La paille et la poutre

Plus de 6 ans après le G20 du 2 avril 2009 et un an après le scandale LuxLeaks, où en est l’Europe dans la lutte contre l’évasion fiscale des multinationales ?

Si l’on observe quelques progrès  en matière de transparence et de suppression de certaines niches fiscales décriées, d’autres dispositifs d’optimisation, comme les « patent boxes », continuent de proliférer sur le vieux continent. A l’heure où le Luxembourg vient d’annoncer la fin de son régime fiscal spécifique (avec clause grand-père jusqu’en 2021…), cette avancée notable est contrebalancée par la création de nouvelles « patent boxes » : douze de ces régimes (régime préférentiel d’imposition pour les revenus tirés de dépôt de brevets) sont ainsi désormais en vigueur ou en passe d’être mis en place dans l’Union européenne, dont six ont été introduis ces cinq dernières années.

L’Italie et l’Irlande ont créé de nouveaux dispositifs de ce type cette année.

Les avancées en termes de transparence restent par ailleurs souvent modestes, et plusieurs pays continuent de traîner les pieds. Le réseau Eurodad pointe particulièrement l’Allemagne pourtant prompte à redresser les torts de ses voisins, pour l’opacité de ses régimes fiscaux, même si les autres grands pays du continent ne font pas beaucoup mieux. Les meilleurs élèves sont le Danemark et la Slovénie. Un constat que vient confirmer la nouvelle mouture de l’Index de l’opacité financière élaboré par le Tax Justice Network, puisque l’Allemagne y occupe la huitième place mondiale.

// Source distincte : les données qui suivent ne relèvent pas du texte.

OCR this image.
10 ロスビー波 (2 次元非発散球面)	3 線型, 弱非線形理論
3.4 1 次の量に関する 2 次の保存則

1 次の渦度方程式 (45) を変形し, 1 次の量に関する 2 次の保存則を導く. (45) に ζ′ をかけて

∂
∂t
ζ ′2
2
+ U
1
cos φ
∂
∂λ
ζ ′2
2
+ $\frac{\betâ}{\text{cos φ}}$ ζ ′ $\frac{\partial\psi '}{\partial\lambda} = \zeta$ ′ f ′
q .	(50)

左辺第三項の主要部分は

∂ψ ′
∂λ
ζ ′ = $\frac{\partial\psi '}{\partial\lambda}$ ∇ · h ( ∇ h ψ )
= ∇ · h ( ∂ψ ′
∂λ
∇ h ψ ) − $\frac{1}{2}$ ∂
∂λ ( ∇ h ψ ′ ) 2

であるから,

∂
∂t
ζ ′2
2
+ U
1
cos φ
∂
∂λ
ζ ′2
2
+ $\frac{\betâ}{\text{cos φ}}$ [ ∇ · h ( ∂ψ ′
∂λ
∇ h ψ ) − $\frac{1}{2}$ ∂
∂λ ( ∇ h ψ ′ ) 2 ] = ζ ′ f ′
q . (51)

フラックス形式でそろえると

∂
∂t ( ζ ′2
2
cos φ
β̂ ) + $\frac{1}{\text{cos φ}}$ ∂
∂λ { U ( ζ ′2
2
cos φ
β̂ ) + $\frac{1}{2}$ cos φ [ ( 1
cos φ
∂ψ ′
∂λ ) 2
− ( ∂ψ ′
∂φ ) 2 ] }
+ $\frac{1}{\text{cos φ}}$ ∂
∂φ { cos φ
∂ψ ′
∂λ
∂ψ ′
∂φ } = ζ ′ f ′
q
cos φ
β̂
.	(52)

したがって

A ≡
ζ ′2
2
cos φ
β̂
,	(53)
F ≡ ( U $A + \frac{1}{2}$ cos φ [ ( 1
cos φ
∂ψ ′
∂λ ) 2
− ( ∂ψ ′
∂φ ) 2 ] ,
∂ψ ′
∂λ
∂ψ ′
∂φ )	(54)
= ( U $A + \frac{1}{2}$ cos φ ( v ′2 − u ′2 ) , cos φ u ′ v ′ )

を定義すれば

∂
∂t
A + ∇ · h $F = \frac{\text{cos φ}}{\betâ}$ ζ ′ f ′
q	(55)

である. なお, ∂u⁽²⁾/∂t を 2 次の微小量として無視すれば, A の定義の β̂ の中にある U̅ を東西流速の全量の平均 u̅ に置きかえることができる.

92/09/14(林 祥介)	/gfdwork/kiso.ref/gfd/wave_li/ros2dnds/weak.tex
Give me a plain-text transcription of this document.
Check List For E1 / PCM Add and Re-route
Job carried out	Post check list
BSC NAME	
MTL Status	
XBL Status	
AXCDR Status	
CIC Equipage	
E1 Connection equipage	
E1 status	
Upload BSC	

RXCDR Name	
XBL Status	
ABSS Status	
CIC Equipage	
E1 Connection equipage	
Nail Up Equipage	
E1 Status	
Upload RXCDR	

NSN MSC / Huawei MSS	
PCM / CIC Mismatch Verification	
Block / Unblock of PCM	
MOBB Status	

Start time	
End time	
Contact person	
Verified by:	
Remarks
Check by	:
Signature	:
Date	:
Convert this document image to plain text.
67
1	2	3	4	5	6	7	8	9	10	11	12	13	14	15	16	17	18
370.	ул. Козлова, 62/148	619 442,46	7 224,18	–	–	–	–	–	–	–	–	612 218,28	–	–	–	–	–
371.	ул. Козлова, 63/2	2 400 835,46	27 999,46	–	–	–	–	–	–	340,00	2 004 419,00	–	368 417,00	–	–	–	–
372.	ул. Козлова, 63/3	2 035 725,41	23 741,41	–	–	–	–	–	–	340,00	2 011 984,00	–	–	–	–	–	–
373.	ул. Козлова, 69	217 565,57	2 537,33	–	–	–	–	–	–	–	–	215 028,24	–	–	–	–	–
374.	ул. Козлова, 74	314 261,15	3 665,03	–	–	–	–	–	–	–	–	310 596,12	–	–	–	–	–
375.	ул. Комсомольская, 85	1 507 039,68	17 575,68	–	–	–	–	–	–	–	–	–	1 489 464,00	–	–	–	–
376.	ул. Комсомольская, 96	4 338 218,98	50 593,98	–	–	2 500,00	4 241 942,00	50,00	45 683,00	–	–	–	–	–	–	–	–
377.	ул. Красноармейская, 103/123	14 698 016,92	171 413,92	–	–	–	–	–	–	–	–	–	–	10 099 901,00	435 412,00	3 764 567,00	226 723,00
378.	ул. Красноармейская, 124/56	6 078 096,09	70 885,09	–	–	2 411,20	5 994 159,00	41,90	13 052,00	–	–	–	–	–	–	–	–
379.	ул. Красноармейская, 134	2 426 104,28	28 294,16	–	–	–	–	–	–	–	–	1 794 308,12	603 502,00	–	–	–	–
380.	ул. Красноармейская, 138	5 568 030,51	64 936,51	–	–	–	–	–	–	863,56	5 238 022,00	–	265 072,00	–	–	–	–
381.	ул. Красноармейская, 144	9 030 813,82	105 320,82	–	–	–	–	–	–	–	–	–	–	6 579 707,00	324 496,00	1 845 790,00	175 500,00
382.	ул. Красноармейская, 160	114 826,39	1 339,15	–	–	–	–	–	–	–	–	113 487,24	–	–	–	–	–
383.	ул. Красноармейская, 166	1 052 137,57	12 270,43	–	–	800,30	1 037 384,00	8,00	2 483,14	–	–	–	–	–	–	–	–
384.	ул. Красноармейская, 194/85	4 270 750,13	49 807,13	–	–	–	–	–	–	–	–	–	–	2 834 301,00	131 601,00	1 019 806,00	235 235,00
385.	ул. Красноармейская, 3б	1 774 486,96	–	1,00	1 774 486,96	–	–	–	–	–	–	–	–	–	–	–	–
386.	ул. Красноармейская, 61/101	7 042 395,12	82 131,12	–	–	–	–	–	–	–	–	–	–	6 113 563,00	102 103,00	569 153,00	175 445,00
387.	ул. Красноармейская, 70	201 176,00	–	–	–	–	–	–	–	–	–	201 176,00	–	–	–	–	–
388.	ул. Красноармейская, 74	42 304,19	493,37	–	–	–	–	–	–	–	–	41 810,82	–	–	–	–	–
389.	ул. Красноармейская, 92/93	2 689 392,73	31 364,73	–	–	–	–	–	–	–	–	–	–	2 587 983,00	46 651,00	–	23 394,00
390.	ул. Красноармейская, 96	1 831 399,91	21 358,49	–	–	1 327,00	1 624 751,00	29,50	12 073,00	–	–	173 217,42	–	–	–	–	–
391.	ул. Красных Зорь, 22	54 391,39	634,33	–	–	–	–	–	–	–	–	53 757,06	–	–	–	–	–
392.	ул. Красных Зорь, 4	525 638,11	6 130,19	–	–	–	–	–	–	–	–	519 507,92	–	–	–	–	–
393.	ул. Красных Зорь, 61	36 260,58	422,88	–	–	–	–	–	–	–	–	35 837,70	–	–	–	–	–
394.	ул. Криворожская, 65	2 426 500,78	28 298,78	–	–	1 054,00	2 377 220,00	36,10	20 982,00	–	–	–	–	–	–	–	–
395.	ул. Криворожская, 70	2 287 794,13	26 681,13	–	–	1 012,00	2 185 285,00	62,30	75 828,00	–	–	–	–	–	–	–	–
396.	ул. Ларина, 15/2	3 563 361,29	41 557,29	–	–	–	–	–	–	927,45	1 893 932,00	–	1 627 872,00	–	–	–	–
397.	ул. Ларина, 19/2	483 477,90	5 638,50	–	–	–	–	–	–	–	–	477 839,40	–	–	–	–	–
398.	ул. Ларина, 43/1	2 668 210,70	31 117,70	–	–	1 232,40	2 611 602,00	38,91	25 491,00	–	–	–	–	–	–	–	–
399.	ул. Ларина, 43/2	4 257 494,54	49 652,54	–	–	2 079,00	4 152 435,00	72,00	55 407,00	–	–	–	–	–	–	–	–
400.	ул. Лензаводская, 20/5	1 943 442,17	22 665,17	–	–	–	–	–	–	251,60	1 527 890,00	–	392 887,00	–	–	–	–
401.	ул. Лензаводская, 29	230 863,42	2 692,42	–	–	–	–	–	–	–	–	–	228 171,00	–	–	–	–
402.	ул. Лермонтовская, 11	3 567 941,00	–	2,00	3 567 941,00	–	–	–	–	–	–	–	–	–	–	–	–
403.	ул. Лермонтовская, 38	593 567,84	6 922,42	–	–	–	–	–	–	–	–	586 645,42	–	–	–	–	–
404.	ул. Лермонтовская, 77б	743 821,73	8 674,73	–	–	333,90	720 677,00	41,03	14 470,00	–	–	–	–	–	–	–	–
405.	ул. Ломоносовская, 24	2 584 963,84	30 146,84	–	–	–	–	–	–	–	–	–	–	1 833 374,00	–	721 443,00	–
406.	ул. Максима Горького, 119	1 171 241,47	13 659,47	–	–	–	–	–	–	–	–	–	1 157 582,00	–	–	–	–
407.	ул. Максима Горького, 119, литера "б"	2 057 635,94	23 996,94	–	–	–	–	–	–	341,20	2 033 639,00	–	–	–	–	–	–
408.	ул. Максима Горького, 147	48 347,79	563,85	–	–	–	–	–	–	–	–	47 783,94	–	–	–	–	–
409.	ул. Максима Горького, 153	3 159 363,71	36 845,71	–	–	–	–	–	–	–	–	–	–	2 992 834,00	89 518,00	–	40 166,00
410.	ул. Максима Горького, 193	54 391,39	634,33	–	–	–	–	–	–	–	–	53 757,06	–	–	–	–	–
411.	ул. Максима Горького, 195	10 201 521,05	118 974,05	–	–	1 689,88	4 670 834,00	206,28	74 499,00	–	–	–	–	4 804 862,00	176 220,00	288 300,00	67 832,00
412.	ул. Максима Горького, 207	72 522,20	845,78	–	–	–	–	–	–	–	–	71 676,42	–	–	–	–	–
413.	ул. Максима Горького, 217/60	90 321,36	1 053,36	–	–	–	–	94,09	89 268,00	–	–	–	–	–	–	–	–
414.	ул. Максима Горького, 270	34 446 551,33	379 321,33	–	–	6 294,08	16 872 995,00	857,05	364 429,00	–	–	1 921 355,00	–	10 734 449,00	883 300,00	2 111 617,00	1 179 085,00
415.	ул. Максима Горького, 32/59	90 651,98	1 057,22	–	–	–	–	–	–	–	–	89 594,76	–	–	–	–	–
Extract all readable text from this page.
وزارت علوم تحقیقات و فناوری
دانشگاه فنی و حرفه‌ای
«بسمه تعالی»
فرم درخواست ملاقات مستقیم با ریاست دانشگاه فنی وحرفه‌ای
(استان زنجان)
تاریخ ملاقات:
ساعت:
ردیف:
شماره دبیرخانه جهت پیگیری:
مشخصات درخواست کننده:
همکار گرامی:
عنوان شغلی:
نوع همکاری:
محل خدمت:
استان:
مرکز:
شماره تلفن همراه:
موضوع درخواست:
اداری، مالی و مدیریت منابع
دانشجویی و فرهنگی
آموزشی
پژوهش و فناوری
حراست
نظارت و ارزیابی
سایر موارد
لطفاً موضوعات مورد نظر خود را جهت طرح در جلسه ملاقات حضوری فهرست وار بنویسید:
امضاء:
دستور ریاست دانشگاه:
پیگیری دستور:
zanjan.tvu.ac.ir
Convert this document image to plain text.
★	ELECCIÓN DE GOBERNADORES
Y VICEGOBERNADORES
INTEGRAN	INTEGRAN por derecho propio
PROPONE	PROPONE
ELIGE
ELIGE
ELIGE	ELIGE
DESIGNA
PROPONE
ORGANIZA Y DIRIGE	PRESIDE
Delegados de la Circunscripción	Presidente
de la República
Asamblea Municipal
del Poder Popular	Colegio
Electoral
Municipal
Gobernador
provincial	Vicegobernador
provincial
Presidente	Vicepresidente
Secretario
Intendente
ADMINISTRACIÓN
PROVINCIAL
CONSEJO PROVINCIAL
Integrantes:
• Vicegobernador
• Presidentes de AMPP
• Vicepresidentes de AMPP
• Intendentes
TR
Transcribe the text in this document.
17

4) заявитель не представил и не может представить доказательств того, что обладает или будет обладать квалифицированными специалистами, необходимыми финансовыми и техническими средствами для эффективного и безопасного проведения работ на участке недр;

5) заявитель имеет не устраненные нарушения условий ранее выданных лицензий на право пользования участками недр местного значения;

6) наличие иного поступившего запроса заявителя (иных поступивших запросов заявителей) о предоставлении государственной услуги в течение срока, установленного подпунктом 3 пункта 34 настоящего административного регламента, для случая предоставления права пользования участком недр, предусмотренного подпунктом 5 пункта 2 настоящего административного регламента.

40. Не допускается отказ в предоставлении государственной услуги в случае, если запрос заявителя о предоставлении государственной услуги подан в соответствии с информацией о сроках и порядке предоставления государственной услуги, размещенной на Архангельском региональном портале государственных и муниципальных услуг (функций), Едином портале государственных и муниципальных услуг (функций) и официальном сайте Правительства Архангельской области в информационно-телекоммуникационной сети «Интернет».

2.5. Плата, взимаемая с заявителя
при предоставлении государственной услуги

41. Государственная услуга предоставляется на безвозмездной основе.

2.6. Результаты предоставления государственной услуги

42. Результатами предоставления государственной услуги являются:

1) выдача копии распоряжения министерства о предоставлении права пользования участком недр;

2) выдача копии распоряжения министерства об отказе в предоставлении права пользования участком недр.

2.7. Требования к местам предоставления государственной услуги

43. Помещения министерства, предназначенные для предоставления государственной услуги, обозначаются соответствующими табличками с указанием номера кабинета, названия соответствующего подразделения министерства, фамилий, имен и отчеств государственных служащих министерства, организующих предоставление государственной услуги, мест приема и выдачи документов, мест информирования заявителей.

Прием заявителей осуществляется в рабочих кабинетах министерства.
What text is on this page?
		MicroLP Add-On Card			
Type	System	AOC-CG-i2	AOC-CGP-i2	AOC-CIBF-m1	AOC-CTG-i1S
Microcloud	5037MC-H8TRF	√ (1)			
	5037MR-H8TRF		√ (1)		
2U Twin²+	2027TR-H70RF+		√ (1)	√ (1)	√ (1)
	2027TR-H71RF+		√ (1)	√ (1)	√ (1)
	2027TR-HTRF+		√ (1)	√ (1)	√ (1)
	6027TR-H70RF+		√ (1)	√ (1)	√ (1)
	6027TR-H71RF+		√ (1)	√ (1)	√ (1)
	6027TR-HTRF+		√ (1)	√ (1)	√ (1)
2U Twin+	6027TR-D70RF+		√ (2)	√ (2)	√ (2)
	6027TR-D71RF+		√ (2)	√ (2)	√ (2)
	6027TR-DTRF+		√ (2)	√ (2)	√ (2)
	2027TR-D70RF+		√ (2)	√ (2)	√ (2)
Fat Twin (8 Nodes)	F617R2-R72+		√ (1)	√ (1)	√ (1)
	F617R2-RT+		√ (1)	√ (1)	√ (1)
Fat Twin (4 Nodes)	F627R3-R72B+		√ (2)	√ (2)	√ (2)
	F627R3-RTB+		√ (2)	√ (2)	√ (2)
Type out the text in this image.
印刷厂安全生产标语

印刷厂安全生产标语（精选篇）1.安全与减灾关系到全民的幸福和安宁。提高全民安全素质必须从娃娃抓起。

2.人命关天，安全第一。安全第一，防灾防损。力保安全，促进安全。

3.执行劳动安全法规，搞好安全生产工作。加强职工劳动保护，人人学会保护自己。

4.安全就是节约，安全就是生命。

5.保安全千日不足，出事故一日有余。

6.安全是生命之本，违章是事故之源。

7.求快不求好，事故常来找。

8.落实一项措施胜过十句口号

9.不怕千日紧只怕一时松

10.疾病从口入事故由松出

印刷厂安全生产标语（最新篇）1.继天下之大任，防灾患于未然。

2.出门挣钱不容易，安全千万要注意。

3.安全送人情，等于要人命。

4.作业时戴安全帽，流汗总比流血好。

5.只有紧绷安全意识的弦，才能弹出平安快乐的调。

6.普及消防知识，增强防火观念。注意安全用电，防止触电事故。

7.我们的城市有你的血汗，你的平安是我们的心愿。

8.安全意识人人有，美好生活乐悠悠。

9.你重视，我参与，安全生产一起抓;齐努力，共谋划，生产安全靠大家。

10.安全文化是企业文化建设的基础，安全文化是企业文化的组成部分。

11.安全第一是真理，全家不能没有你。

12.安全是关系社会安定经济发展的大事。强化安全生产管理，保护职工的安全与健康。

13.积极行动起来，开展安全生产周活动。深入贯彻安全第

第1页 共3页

On peut légitimement s’interroger sur l’engagement de la France dans la «course à la concurrence fiscale européenne» à travers la multiplication des incitations fiscales pour attirer les entreprises, comme le CICE (Crédit d’Impôt Compétivité et Emploi) et le CIR (Crédit d’Impôt Recherche).

L’ensemble de ces incitations fiscales coûte au budget français plus de 84 milliards d’euros par an, soit quasiment le budget de l’éducation nationale, alors que leurs impacts positifs sur l’emploi et l’économie peinent à être démontrés. .

La paille et la poutre…

Également au passif de la France en matière fiscale, son attitude vis-à-vis des pays en développement : «Le Royaume-Uni et la France ont été les deux pays européens qui ont le plus activement bloqué la demande des pays en développement à s’asseoir à la table des négociations et à participer aux décisions sur les règles fiscales internationales.»

Or la France a conclu pas moins de 62 conventions fiscales avec des pays en développement, qui permettent aux entreprises tricolores de réduire leur taxation à la source sous prétexte d’éviter une «double imposition».

La France a également abondamment recours aux « rescrits fiscaux » ou rulings, ces arrangements secrets passés entre administrations fiscales et multinationales qui sont au cœur du scandale LuxLeaks, mais dans la discrétion de quelques directions fiscales à Bercy.

Enfin, si l’OCDE entend mettre en place une base taxable unifiée au plan mondial, la France vient enfin de comprendre qu’au plan européen, un tel dispositif s’accompagnerait, vraisemblablement d’un taux d’IS compris dans une fourchette dont il y a peu de chance qu’elle soit compatible avec le taux interne de prés de 36%.

La route sera encore longue et semée d’embuches.